President Obama says that he doesn’t like the phrase “Buy American”. Whilst that’s good for countries outside of the United States, it’s probably not enough just coming from the lips of the President. Whilst it is rightfully acknowledged that some of the original provisions have been softened in the Senate’s version of the stimulus package, Mr. Obama must go further. Dutifully, he could champion a set of principles:
Co-ordination: a principle of co-ordination would greatly help in rescue packages, like the one that greatly helped the rich world’s banks last year. Individual countries stimulus plans should be built upon common principles, even if they differ in the details. Co-ordination is good for economics, as well as for politics.

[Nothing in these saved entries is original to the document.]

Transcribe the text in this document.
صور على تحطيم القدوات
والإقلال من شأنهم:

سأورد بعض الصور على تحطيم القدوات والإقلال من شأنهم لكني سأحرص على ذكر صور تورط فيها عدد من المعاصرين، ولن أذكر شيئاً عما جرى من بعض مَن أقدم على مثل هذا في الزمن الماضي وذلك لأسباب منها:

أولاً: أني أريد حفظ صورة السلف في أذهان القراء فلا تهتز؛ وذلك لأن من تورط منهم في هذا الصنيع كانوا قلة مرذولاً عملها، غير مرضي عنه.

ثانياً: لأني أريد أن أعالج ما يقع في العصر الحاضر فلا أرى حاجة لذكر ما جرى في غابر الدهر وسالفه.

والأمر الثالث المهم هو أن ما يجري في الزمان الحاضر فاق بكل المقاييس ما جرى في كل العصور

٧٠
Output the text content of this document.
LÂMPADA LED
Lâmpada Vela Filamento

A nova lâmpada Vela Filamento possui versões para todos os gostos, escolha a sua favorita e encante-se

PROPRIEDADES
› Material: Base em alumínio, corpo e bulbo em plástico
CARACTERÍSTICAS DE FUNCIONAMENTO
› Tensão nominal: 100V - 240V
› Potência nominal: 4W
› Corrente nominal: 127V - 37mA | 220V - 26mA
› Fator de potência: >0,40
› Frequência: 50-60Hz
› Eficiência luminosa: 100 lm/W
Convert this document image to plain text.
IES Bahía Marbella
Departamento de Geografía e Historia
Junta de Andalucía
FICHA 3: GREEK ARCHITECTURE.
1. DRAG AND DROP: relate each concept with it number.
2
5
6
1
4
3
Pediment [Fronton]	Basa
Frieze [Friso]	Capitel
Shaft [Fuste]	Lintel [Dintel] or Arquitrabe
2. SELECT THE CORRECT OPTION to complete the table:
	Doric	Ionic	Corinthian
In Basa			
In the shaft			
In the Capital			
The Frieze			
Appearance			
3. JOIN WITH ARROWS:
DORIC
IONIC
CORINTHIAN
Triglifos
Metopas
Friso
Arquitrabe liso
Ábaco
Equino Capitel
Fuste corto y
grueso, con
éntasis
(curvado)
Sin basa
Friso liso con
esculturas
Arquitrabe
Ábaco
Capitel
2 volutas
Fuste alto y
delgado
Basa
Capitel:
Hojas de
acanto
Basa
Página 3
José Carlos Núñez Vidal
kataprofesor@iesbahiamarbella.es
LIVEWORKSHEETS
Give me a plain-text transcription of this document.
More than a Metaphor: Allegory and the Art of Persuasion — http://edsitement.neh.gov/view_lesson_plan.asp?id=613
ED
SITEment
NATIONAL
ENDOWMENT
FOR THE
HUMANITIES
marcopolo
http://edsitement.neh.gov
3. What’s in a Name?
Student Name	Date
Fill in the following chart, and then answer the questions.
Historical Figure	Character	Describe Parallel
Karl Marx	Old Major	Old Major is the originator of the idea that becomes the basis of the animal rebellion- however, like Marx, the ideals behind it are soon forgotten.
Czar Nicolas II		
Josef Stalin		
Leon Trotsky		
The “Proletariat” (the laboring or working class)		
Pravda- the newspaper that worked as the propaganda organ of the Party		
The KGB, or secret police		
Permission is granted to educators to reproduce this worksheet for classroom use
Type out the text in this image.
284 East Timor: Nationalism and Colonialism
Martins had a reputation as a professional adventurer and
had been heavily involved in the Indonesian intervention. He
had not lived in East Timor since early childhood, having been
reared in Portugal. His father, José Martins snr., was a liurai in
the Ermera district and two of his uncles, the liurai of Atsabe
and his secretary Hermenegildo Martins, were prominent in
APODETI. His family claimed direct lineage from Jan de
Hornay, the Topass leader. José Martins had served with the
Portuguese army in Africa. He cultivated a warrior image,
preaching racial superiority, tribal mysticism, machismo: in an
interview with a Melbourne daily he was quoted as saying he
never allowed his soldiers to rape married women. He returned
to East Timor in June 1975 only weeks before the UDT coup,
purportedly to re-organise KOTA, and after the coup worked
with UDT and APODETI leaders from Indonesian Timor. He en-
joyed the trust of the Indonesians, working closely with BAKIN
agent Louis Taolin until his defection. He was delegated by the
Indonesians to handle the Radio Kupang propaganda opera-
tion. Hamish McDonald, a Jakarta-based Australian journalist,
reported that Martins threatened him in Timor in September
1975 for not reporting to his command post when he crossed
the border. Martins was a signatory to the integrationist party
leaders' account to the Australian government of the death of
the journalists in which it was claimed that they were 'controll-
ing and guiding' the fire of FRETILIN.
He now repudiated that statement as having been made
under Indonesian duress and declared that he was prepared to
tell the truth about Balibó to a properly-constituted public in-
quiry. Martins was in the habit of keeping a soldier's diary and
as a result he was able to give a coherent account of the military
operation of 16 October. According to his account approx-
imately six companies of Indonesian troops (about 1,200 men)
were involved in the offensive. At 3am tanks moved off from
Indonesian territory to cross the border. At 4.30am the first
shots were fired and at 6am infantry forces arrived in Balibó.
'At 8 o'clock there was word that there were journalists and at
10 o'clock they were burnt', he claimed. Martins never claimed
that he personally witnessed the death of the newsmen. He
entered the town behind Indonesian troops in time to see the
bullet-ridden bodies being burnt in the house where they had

Combined plans which often spring from effective co-ordination are far more economically potent than isolated national plans.
Forbearance: Individual nation stimulus plans should embrace open and free markets, even if that will benefit some overseas nations. In these circumstances, financial regulators should leave aside, meantime, the re-regulation of cross-border banking until later, at an international level, rather drawing up rules now that would clearly have long-term consequences.
Multilateralism: The World Bank, the IMF and the development banks should help to meet the shortfall in capital that the emerging markets have suffered. But, to facilitate this, they need the correct structure and resources to do so. The World Trade Organisation (WTO) could help to shore up the trading system if its members pledged to complete the Doha round of trade talks and make good on their pledges made at last year’s G20 gathering in putting aside the hovering threats of trade sanctions.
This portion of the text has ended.